To: Eric S. Hvozda <hvozda@ack.org>
From: Greg Oster <oster@cs.usask.ca>
List: tech-kern
Date: 11/26/2002 09:21:27
"Eric S. Hvozda" writes:
> On Sun, 24 Nov 2002 10:27:14 -0600  Greg Oster wrote:
> > 
> > Hmmm... That shouldn't be the case.  Any RAID set (whether auto-configured 
> or
>  
> > not) that has all open partitions closed will have the parity status bits
> > updated properly...
> 
> Interesting.
> 
> Perhaps I should supply more detail. 

Please :)

> I have built a stripe of
> mirrors.  I have tried striping the mirrors with both RAIDframe
> and ccd (all mirrored components are RADIframe based of course).
> 
> Both methods yeild the same behavior:  One or more of the mirrors
> of stripe are "dirty" on restart.
> 
> > If the partitions on those sets get closed, then the corresponding RAID set
> s 
> > will get properly taken care of..  If something keeps a partition open, the
> n 
> > the RAID set won't get properly shutdown.
> 
> Hmmm, if I am in single user mode and have done a "umount -a"
> ensuring all file systems are silent before the reboot (the root
> file system is its own raidset and always closes as you mention)
> I still get dirty mirrors.
> 
> I note that if I "ccdconfig -U" for "raidctl -u" the stripe first,
> parity will stay clean. 

Right.  And this is the part that is missing for the shutdown/reboot.
Without doing the "ccdconfig -U" or "raidctl -u" on the stripe, the 
underlying components (raid sets themselves) will always remain "in use".
That means that their parity bits will never get updated properly on 
a shutdown.  Something like the following:

 umount -f /dev/ccd0e
 ccdconfig -U 

will need to get run during the shutdown process, preferably before 
/etc/rc.d/raidframe is run as part of the shutdown process.

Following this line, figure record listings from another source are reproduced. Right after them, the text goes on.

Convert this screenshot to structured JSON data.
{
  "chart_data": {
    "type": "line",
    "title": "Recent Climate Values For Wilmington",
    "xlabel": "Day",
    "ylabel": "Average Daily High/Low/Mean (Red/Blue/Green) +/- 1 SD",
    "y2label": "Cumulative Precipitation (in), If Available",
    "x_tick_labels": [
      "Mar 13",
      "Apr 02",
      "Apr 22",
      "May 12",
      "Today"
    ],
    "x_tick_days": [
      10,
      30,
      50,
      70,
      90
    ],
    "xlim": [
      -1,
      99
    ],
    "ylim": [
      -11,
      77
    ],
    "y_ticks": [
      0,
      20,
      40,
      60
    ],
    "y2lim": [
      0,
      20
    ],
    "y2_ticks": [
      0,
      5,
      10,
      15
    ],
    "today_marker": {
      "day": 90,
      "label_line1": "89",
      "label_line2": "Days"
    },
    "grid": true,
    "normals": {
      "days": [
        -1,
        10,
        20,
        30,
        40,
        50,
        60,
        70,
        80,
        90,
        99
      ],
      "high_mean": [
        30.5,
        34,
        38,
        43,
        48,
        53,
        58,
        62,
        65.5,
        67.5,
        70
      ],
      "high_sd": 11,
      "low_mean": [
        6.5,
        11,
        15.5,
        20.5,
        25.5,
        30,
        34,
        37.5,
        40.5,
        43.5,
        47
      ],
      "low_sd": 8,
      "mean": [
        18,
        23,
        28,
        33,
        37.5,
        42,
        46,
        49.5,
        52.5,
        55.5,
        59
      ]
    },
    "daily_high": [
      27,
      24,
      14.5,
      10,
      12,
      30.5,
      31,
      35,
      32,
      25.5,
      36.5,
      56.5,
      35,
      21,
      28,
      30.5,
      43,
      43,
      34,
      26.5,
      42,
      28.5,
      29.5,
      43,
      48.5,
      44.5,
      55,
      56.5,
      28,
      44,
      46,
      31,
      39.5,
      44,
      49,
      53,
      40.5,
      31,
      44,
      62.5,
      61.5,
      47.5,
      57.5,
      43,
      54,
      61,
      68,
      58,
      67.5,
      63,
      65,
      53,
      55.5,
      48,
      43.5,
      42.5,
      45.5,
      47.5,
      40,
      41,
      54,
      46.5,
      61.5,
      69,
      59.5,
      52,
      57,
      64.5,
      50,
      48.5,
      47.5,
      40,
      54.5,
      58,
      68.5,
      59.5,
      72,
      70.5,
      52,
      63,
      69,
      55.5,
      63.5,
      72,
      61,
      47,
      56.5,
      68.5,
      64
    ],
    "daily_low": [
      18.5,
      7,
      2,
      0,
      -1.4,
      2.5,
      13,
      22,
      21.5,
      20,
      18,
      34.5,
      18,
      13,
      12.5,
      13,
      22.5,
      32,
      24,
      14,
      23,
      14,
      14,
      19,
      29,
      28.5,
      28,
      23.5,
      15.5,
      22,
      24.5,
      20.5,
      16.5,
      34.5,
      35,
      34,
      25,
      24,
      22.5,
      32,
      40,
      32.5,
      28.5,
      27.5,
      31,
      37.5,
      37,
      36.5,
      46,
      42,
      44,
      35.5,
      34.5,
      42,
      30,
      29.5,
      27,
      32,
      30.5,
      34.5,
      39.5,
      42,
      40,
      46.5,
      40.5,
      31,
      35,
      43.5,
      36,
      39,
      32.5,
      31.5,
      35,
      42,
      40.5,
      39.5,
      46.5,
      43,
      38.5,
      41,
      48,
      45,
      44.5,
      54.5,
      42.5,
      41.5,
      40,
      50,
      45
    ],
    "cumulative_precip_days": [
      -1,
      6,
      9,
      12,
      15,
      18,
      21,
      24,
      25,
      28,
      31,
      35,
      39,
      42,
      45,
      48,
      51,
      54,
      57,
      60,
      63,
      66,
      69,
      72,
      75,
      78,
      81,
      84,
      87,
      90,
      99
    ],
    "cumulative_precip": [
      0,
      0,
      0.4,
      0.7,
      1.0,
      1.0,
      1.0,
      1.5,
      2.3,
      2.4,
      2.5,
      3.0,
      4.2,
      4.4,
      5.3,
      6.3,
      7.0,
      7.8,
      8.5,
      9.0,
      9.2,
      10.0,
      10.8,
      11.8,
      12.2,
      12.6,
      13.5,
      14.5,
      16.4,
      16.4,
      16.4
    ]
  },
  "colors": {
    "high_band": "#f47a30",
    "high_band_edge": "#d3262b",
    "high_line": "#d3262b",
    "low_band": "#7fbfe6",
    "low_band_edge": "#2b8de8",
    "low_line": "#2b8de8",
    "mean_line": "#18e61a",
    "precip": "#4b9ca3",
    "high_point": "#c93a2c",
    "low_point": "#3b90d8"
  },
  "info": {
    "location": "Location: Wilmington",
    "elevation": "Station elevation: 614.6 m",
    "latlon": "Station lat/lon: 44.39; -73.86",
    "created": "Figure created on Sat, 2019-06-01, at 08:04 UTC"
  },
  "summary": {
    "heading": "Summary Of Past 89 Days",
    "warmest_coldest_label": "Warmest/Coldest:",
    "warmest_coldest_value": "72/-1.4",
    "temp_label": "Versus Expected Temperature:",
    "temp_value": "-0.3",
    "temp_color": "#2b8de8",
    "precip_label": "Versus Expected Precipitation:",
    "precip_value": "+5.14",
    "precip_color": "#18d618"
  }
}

> However I will note that in any event I see
> the root raidset closed (as per the console messages) as follows:
> 
> syncing disks... done
> Closing vnode for row: 0 col: 0
> Closing vnode for row: 0 col: 1
> rebooting...
> 
> I never see any of the other sets give the "Closing vnode for row"
> message.  Perhaps the closing of the vnode for the components has
> nothign to do with the fact that parity stays clean or not?  I must
> admit I have not delved too deeply into the source yet.

I've taken out that message for -current, but in 1.6 (and before) you should 
see those messages for every RAID set.  If you don't, then that means they 
didn't get unconfigured, and that means that the parity status will not have 
been updated in the component labels.

> So it appears I may be wedging open the raidsets with the stripe
> (as you theorized).  However, I have got to believe there are others
> out there attempting to build complex io systems with RAIDframe as
> well, so I believe this is an issue worth looking at.

Hmm... I think every multi-level RAID setup that I've seen so-far has had to 
add "custom shutdown/close" stuff to the shutdown procedure.  Basically, the 
"last configured" device needs to be unconfigured first.  Once it's 
unconfigured, then the underlying RAID sets will have had their "last 
partitions closed", and the parity bits will be updated correctly. 
If nothing else, that fact should be noted in the raidctl man-page.

> I suppose I could RAID 5 across the two controllers, but I really
> don't want the speed hit.

You could, but you shouldn't need to :)

> It seems that there is a similar kind of thing with umounting all
> filesystems at shutdown in that they have to be umount'd in a
> specific order or parent fs's won't umount (ie /var/mail must umount
> before /var).

Right.
 
> I'll have to take a closer look at the source...

Later...

Greg Oster